I think in the past six years, we found through the VA that there was a generic disregard for
the well-being of those people who put their lives out on the front line for us.
And, you know, fortunately, some headway has been made.
Is it to the level that I'd like to see it?
Of course not, because I'm sitting on a potential benefit to the veterans so they can get back
into real life instead of this artificial, you know, mystical world that's led by being
on a handful of drugs where they can get off the drugs and they can live a more productive
life, enjoying life, laughing, being with the family, wanting to be with the family instead
of in isolation, you know, in the bathroom with the windows shut and the door locked
and the lights off, just sitting there on the toilet, you know, not doing anything, but
just sitting there because you felt more sick.

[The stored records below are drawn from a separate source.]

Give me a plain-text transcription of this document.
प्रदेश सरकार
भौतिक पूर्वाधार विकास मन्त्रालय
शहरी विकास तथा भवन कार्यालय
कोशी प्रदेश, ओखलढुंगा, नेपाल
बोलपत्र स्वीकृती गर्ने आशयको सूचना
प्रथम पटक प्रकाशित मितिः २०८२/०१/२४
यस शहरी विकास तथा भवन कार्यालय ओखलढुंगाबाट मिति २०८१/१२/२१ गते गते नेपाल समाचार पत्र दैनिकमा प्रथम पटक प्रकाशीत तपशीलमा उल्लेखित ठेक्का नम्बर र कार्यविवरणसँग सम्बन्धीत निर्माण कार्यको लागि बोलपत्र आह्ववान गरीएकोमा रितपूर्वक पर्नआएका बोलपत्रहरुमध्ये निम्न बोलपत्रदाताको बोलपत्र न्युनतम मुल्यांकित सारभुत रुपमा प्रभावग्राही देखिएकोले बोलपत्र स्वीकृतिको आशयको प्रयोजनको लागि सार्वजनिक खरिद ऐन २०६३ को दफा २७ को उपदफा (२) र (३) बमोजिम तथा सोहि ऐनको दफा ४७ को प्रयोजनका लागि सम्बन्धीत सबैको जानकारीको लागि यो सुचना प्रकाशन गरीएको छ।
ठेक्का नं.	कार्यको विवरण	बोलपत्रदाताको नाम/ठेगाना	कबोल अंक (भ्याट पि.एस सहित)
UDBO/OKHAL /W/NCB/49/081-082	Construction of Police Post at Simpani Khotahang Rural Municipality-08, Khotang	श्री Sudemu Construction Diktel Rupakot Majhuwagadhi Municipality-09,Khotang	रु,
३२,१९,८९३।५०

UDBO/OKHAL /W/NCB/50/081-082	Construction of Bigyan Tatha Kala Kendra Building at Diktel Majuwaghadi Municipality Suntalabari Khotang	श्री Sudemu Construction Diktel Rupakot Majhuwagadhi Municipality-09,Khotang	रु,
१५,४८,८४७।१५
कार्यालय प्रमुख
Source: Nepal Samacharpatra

So 10 years from now, I'd like to say that there are facilities throughout the United
States that are capable and able of delivering the protocols to not only to the veterans
but to civilians and have their quality of life goes from no quality of life to having
quality of life, whatever that is for the individual.
That's the key.
These effects, the silent effects of war have a damning effect on the family, on marriages
and everything else.
And we can help to turn the course on that.
And so every day that's a reminder to me to live through those experiences to say this
is what we're doing, this is what we're effecting, this is what we're saving, you know, and that's
the driving factor behind the War Rangers Foundation.